Charles Higginbotham

Personal information
- Full name: Charles Ernest Higginbotham
- Born: 4 July 1866 Charing Cross, Glasgow, Scotland
- Died: 11 March 1915 (aged 48) Neuve Chapelle, France
- Batting: Right-handed
- Role: Batsman

Domestic team information
- 1906: South African Army
- 1912: British Army
- FC debut: 12 January 1906 South Africa Army v MCC
- Last FC: 30 May 1912 Army v Royal Navy

Career statistics
| Competition | First-class |
| Matches | 2 |
| Runs scored | 45 |
| Batting average | 15.00 |
| 100s/50s | 0/0 |
| Top score | 40* |
| Catches/stumpings | 1/– |
- Source: CricketArchive, 4 December 2007

= Charles Higginbotham =

English cricketer and British Army officer (1866–1915)
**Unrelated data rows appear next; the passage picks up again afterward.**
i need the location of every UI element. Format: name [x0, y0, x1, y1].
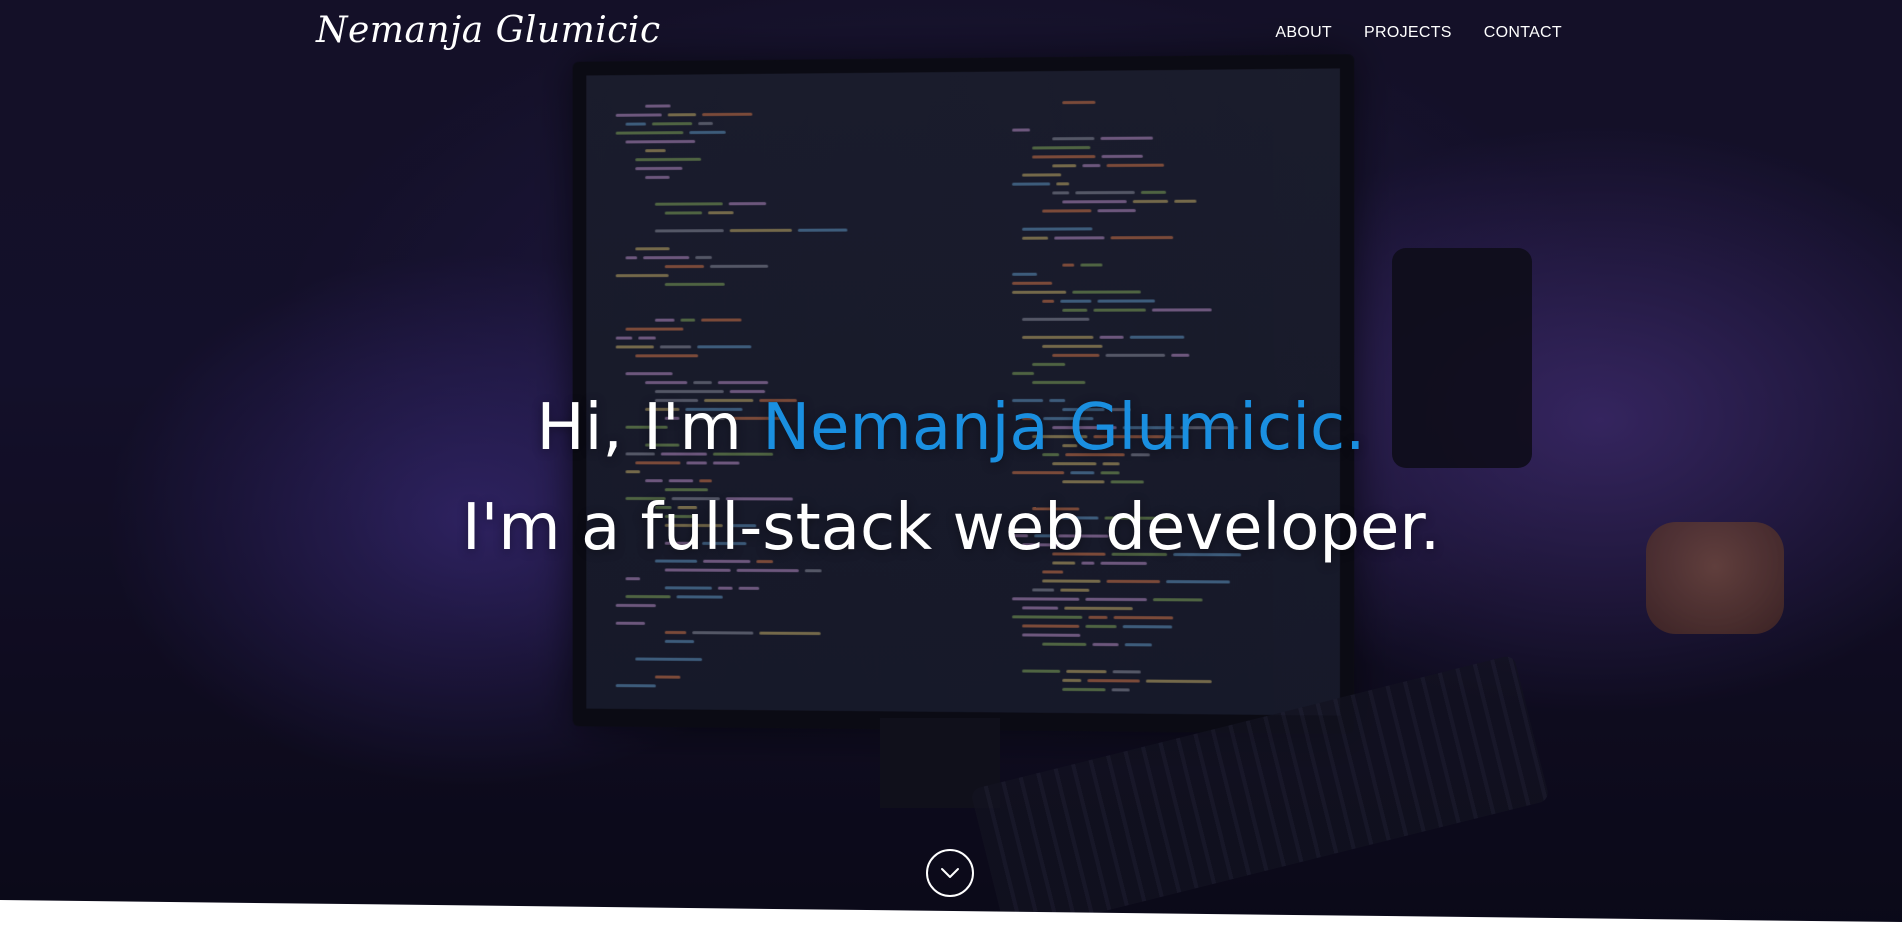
chevron-down-icon: [940, 867, 960, 879]
nav-link-contact[interactable]: CONTACT: [1484, 24, 1562, 42]
nav-link-about[interactable]: ABOUT: [1275, 24, 1332, 42]
hero-name: Nemanja Glumicic.: [762, 391, 1365, 465]
hero-section: Nemanja Glumicic ABOUT PROJECTS CONTACT …: [0, 0, 1902, 938]
hero-tagline: I'm a full-stack web developer.: [462, 491, 1440, 565]
nav-link-projects[interactable]: PROJECTS: [1364, 24, 1452, 42]
top-navbar: Nemanja Glumicic ABOUT PROJECTS CONTACT: [0, 0, 1902, 70]
scroll-down-button[interactable]: [926, 849, 974, 897]
hero-greeting: Hi, I'm: [536, 391, 762, 465]
brand-logo-link[interactable]: Nemanja Glumicic: [316, 10, 661, 51]
nav-links: ABOUT PROJECTS CONTACT: [1275, 24, 1562, 42]
hero-headline: Hi, I'm Nemanja Glumicic. I'm a full-sta…: [0, 378, 1902, 578]
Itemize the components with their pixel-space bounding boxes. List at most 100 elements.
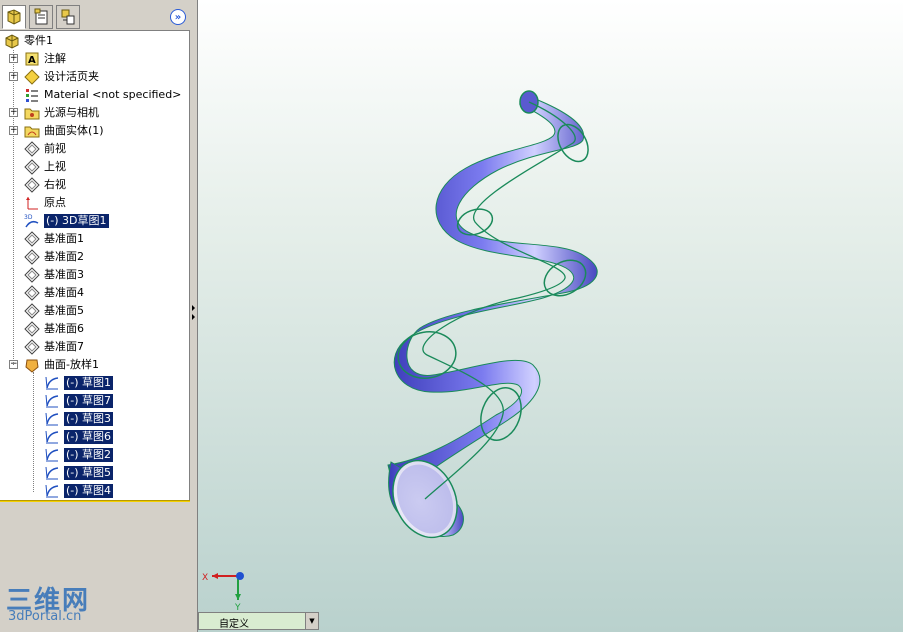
origin-icon bbox=[26, 197, 38, 210]
tree-item[interactable]: 基准面7 bbox=[0, 338, 190, 356]
tree-item-label: (-) 草图4 bbox=[64, 484, 114, 498]
tree-item-label: (-) 草图5 bbox=[64, 466, 114, 480]
tree-item[interactable]: + 光源与相机 bbox=[0, 104, 190, 122]
tree-item-label: (-) 3D草图1 bbox=[44, 214, 109, 228]
svg-text:A: A bbox=[28, 55, 36, 66]
tree-item-label: 曲面-放样1 bbox=[44, 358, 99, 371]
sketch-icon bbox=[45, 394, 59, 408]
tree-item-label: 基准面4 bbox=[44, 286, 84, 299]
tree-item[interactable]: 原点 bbox=[0, 194, 190, 212]
tree-item-label: 基准面7 bbox=[44, 340, 84, 353]
tree-item-loft-sketch[interactable]: (-) 草图4 bbox=[0, 482, 190, 500]
plane-icon bbox=[24, 141, 40, 157]
plane-icon bbox=[24, 339, 40, 355]
tree-item-label: 设计活页夹 bbox=[44, 70, 99, 83]
tree-item[interactable]: 基准面2 bbox=[0, 248, 190, 266]
tree-item[interactable]: 基准面3 bbox=[0, 266, 190, 284]
sketch-icon bbox=[45, 412, 59, 426]
tree-item-label: 基准面5 bbox=[44, 304, 84, 317]
feature-manager-tab-icon bbox=[7, 9, 21, 25]
tree-item-label: 基准面3 bbox=[44, 268, 84, 281]
watermark-logo: 三维网 3dPortal.cn bbox=[6, 580, 106, 628]
configuration-manager-tab-icon bbox=[61, 9, 75, 25]
tree-item[interactable]: − 曲面-放样1 bbox=[0, 356, 190, 374]
tree-item[interactable]: 前视 bbox=[0, 140, 190, 158]
part-icon bbox=[5, 34, 19, 49]
tree-item[interactable]: 右视 bbox=[0, 176, 190, 194]
tree-item[interactable]: 基准面1 bbox=[0, 230, 190, 248]
plane-icon bbox=[24, 231, 40, 247]
surface-loft-icon bbox=[25, 359, 39, 373]
tree-item-label: 基准面1 bbox=[44, 232, 84, 245]
tree-item[interactable]: 基准面5 bbox=[0, 302, 190, 320]
tree-item-label: (-) 草图7 bbox=[64, 394, 114, 408]
configuration-manager-tab[interactable] bbox=[56, 5, 80, 29]
material-icon bbox=[26, 89, 38, 102]
tree-item-label: 右视 bbox=[44, 178, 66, 191]
tree-item[interactable]: 基准面6 bbox=[0, 320, 190, 338]
feature-manager-panel: » 零件1 + A 注解 + 设计活页夹 Material <not specified> +… bbox=[0, 0, 190, 632]
lofted-surface-model[interactable] bbox=[198, 0, 903, 632]
coordinate-triad: X Y bbox=[202, 566, 252, 614]
tree-connector bbox=[13, 50, 14, 365]
tree-item[interactable]: Material <not specified> bbox=[0, 86, 190, 104]
tree-item-label: 光源与相机 bbox=[44, 106, 99, 119]
tree-item-loft-sketch[interactable]: (-) 草图5 bbox=[0, 464, 190, 482]
tree-item-loft-sketch[interactable]: (-) 草图3 bbox=[0, 410, 190, 428]
panel-splitter[interactable] bbox=[190, 0, 198, 632]
tree-item[interactable]: + 设计活页夹 bbox=[0, 68, 190, 86]
tree-item[interactable]: + 曲面实体(1) bbox=[0, 122, 190, 140]
tree-item-label: 前视 bbox=[44, 142, 66, 155]
property-manager-tab-icon bbox=[34, 8, 48, 25]
plane-icon bbox=[24, 285, 40, 301]
tree-connector bbox=[33, 372, 34, 492]
view-orientation-select[interactable]: 自定义 ▼ bbox=[198, 612, 319, 630]
tree-item-label: (-) 草图2 bbox=[64, 448, 114, 462]
plane-icon bbox=[24, 159, 40, 175]
splitter-grip-icon bbox=[192, 305, 195, 320]
tree-item-label: Material <not specified> bbox=[44, 88, 182, 101]
plane-icon bbox=[24, 321, 40, 337]
view-orientation-value: 自定义 bbox=[219, 619, 249, 630]
tree-item-loft-sketch[interactable]: (-) 草图1 bbox=[0, 374, 190, 392]
tree-item-loft-sketch[interactable]: (-) 草图7 bbox=[0, 392, 190, 410]
property-manager-tab[interactable] bbox=[29, 5, 53, 29]
svg-text:3D: 3D bbox=[24, 214, 33, 221]
tree-root-part[interactable]: 零件1 bbox=[0, 32, 190, 50]
expand-panel-button[interactable]: » bbox=[170, 9, 186, 25]
annotation-icon: A bbox=[25, 52, 39, 66]
plane-icon bbox=[24, 177, 40, 193]
tree-item-label: (-) 草图3 bbox=[64, 412, 114, 426]
watermark-url: 3dPortal.cn bbox=[8, 609, 82, 624]
plane-icon bbox=[24, 303, 40, 319]
dropdown-arrow-icon[interactable]: ▼ bbox=[305, 613, 318, 629]
manager-tabs: » bbox=[0, 0, 190, 31]
tree-item-label: 基准面2 bbox=[44, 250, 84, 263]
sketch-icon bbox=[45, 484, 59, 498]
tree-item[interactable]: 上视 bbox=[0, 158, 190, 176]
tree-item[interactable]: 3D (-) 3D草图1 bbox=[0, 212, 190, 230]
plane-icon bbox=[24, 267, 40, 283]
tree-item-label: (-) 草图1 bbox=[64, 376, 114, 390]
tree-item[interactable]: 基准面4 bbox=[0, 284, 190, 302]
triad-x-label: X bbox=[202, 573, 208, 583]
sketch-icon bbox=[45, 430, 59, 444]
tree-item-label: 基准面6 bbox=[44, 322, 84, 335]
tree-item-label: 原点 bbox=[44, 196, 66, 209]
lights-cameras-icon bbox=[24, 108, 40, 120]
feature-manager-tab[interactable] bbox=[2, 5, 26, 29]
surface-bodies-icon bbox=[24, 126, 40, 138]
design-binder-icon bbox=[24, 69, 40, 85]
graphics-viewport[interactable]: X Y 自定义 ▼ bbox=[198, 0, 903, 632]
feature-tree: 零件1 + A 注解 + 设计活页夹 Material <not specified> + 光源… bbox=[0, 32, 190, 501]
tree-item-loft-sketch[interactable]: (-) 草图6 bbox=[0, 428, 190, 446]
tree-item[interactable]: + A 注解 bbox=[0, 50, 190, 68]
tree-item-loft-sketch[interactable]: (-) 草图2 bbox=[0, 446, 190, 464]
sketch-icon bbox=[45, 448, 59, 462]
sketch-icon bbox=[45, 466, 59, 480]
tree-item-label: 上视 bbox=[44, 160, 66, 173]
tree-item-label: 曲面实体(1) bbox=[44, 124, 104, 137]
axis-triad-icon: X Y bbox=[202, 572, 244, 613]
tree-item-label: (-) 草图6 bbox=[64, 430, 114, 444]
sketch-icon bbox=[45, 376, 59, 390]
Charles Ernest Higginbotham (4 July 1866 – 11 March 1915) was a British soldier who also had a notable cricket career.

==Biography==
After attending Rugby School and the Royal Military College, Sandhurst, Higginbotham was commissioned a second lieutenant in the Northamptonshire Regiment on 5 February 1887.

He was promoted to lieutenant on 16 April 1890, and stationed in the Far East, where he played cricket for the Straits Settlements, playing three matches against Hong Kong between 1890 and 1891.

Following promotion to captain on 2 January 1899, he served during the Second Boer War in South Africa, and was superintendent of gymnasia until July 1902, when he returned to his regiment. He took part in some Minor Counties cricket for Devon in the first years of the 20th century.

Whilst stationed in South Africa after the end of the war, he made his first-class debut in January 1906, playing for the South African Army against the touring Marylebone Cricket Club (MCC) team, who were in fact the touring England cricket team.

He played one further first-class match, playing for the Army against the Royal Navy at Lord's in May 1912.

He was killed in action while on active service during the First World War at the Battle of Neuve Chapelle in March 1915.